The only snake I saw all day was this dead one on the sidewalk. How did it end up on the sidewalk, though? Hmm.....

A park at the edge of town actually created official signage for CDT hikers pointing us to water at the local dog park!

The fire hydrant at the dog park. Cute. =)

I pretend to hitchhike by this sign telling people not to pick up hitchhikers. Talk about a tough place to hitch!

You can call it a "hospitality center," but I'm still going to call it a prison.

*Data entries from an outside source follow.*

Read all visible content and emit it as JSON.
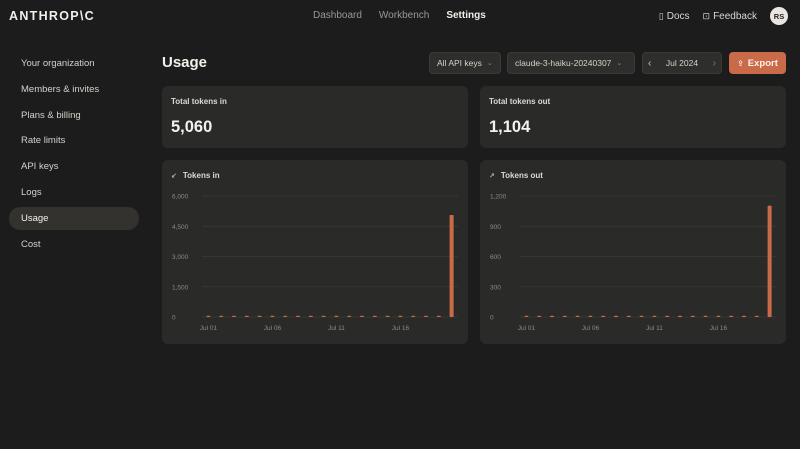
{
  "brand": "ANTHROP\\C",
  "nav": {
    "items": [
      {
        "label": "Dashboard",
        "active": false
      },
      {
        "label": "Workbench",
        "active": false
      },
      {
        "label": "Settings",
        "active": true
      }
    ]
  },
  "top_right": {
    "docs": "Docs",
    "docs_icon": "document-icon",
    "feedback": "Feedback",
    "feedback_icon": "feedback-icon",
    "avatar": "RS"
  },
  "sidebar": {
    "items": [
      {
        "label": "Your organization",
        "active": false
      },
      {
        "label": "Members & invites",
        "active": false
      },
      {
        "label": "Plans & billing",
        "active": false
      },
      {
        "label": "Rate limits",
        "active": false
      },
      {
        "label": "API keys",
        "active": false
      },
      {
        "label": "Logs",
        "active": false
      },
      {
        "label": "Usage",
        "active": true
      },
      {
        "label": "Cost",
        "active": false
      }
    ]
  },
  "header": {
    "title": "Usage",
    "api_keys_filter": "All API keys",
    "model_filter": "claude-3-haiku-20240307",
    "month": "Jul 2024",
    "export_label": "Export"
  },
  "stats": {
    "tokens_in_label": "Total tokens in",
    "tokens_in_value": "5,060",
    "tokens_out_label": "Total tokens out",
    "tokens_out_value": "1,104"
  },
  "colors": {
    "accent": "#c96a48",
    "background": "#1c1c1c",
    "card": "#2a2a28"
  },
  "chart_data": [
    {
      "type": "bar",
      "title": "Tokens in",
      "icon": "arrow-down-left-icon",
      "x": [
        "Jul 01",
        "Jul 02",
        "Jul 03",
        "Jul 04",
        "Jul 05",
        "Jul 06",
        "Jul 07",
        "Jul 08",
        "Jul 09",
        "Jul 10",
        "Jul 11",
        "Jul 12",
        "Jul 13",
        "Jul 14",
        "Jul 15",
        "Jul 16",
        "Jul 17",
        "Jul 18",
        "Jul 19",
        "Jul 20"
      ],
      "x_tick_labels": [
        "Jul 01",
        "Jul 06",
        "Jul 11",
        "Jul 16"
      ],
      "values": [
        0,
        0,
        0,
        0,
        0,
        0,
        0,
        0,
        0,
        0,
        0,
        0,
        0,
        0,
        0,
        0,
        0,
        0,
        0,
        5060
      ],
      "ylim": [
        0,
        6000
      ],
      "y_ticks": [
        "0",
        "1,500",
        "3,000",
        "4,500",
        "6,000"
      ],
      "grid": true
    },
    {
      "type": "bar",
      "title": "Tokens out",
      "icon": "arrow-up-right-icon",
      "x": [
        "Jul 01",
        "Jul 02",
        "Jul 03",
        "Jul 04",
        "Jul 05",
        "Jul 06",
        "Jul 07",
        "Jul 08",
        "Jul 09",
        "Jul 10",
        "Jul 11",
        "Jul 12",
        "Jul 13",
        "Jul 14",
        "Jul 15",
        "Jul 16",
        "Jul 17",
        "Jul 18",
        "Jul 19",
        "Jul 20"
      ],
      "x_tick_labels": [
        "Jul 01",
        "Jul 06",
        "Jul 11",
        "Jul 16"
      ],
      "values": [
        0,
        0,
        0,
        0,
        0,
        0,
        0,
        0,
        0,
        0,
        0,
        0,
        0,
        0,
        0,
        0,
        0,
        0,
        0,
        1104
      ],
      "ylim": [
        0,
        1200
      ],
      "y_ticks": [
        "0",
        "300",
        "600",
        "900",
        "1,200"
      ],
      "grid": true
    }
  ]
}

Kristin aka Trekkie Gal said...

So where is the photo of you throwing trash into the amazing trash can?

Michael said...

I was going to ask the same thing! There's a picture of a snake and a fire hydrant, but not the famous trash can.

Michael said...

Also, I did a search for "Cibola Hospitality Center" and the search results are humorous. It sounds like a shell corporation. This is the best website I could find:

Mary said...

It's a prison support place. It's listed in that website in the lower right-side of the page. Maybe it's there to support the families of the prisoners. It's a nicer name than "Support for Prisoners' Families." It may be there to support prisoners who are released. Apparently, they don't want to divulge too much information about it (if you need to know, you'll know!) but they have have A LOT of money that I found on another site.